Una strage fra le tante di quel terribile periodo, tra gli anni Ottanta e i Novanta, quando la mafia in Sicilia uccideva senza pietà tutti quei servitori dello Stato che volevano solo fare il loro dovere e non abbassare la testa dinanzi allo strapotere di Cosa Nostra.
Eppure la strage di via Scobar (Palermo, 13 giugno 1983), nella quale persero la vita tre carabinieri, ha una particolarità. Non era mai successo, né prima né dopo, e nemmeno negli anni terribili del terrorismo politico, che a distanza di soli tre anni fossero uccisi i comandanti della stessa compagnia dell’Arma, quella di Monreale, un avamposto della legalità – sia pure con molte contraddizioni – in una zona ad alta intensità mafiosa gestita dai corleonesi di Riina e Brusca. Nel maggio 1980 toccò al capitano Emanuele Basile; nel giugno 1983, appunto in via Scobar, al suo successore, il capitano Mario D’Aleo, abbattuto insieme all’appuntato Giuseppe Bommarito e al carabiniere Pietro Morici.
Eppure, nonostante questa unicità, la strage è stata pressoché dimenticata, forse perché costituiva una ferita troppo evidente all’autorità dello Stato. Un oblio istituzionale e mediatico al quale contribuirono pure altre tremende stragi risalenti a quello stesso periodo, l’estenuante durata dell’iter giudiziario e l’incredibile negazione, protrattasi per anni, della natura mafiosa dell’eccidio.

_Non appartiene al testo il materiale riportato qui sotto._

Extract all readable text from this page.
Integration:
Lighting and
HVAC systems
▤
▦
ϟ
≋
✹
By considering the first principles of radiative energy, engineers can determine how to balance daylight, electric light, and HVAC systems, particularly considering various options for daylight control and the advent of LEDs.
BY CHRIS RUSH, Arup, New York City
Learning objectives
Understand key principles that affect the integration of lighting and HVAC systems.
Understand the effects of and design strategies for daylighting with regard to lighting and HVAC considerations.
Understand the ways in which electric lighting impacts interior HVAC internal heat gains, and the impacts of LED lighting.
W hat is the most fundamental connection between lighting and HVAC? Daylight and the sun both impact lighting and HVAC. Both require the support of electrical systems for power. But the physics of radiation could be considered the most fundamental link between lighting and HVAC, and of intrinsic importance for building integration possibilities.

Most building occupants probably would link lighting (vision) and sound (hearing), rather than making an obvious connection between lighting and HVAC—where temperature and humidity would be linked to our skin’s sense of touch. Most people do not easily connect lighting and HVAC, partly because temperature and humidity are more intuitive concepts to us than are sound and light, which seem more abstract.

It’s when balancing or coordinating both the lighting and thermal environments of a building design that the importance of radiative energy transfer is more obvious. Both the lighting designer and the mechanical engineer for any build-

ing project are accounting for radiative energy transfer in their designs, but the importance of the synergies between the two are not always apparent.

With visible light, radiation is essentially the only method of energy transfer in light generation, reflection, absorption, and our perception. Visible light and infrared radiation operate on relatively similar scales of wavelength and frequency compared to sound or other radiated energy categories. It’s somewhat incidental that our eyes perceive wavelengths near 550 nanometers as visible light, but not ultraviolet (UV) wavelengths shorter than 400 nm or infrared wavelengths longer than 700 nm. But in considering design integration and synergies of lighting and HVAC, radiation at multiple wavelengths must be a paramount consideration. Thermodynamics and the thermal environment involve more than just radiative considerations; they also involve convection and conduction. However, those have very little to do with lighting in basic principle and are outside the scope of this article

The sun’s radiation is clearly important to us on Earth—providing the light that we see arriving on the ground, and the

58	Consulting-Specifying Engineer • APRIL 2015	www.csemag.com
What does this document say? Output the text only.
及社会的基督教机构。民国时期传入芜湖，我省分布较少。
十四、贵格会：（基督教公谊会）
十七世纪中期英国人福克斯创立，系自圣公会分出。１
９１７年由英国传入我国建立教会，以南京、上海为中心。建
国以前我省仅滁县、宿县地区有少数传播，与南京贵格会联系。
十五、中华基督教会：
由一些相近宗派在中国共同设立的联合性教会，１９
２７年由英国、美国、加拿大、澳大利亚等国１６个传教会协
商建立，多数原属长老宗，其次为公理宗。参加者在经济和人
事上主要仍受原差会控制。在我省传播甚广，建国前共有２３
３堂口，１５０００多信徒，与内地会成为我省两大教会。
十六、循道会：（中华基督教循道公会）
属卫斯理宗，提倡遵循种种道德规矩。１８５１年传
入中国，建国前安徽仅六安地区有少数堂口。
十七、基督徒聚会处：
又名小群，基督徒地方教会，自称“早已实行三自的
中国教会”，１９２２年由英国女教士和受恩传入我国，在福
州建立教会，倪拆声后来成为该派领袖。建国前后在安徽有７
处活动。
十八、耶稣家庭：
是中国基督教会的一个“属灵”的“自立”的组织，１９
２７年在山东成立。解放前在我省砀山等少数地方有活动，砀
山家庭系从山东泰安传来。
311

Questo libro da un lato restituisce alle tre vittime della strage di via Scobar la loro dignità di vittime della mafia: tre giovani militari uccisi quindi non a caso, ma vittime predestinate, perché la mafia corleonese aveva un interesse specifico alla loro eliminazione. Dall’altro, si propone di mostrare l’enorme responsabilità storica di Cosa Nostra siciliana nella diffusione di massa dell’eroina in tutto il mondo occidentale, al di qua e al di là dell’Atlantico, che tante morti avrebbe arrecato, e continua tuttora ad arrecare, nella fascia giovanile della nostra società.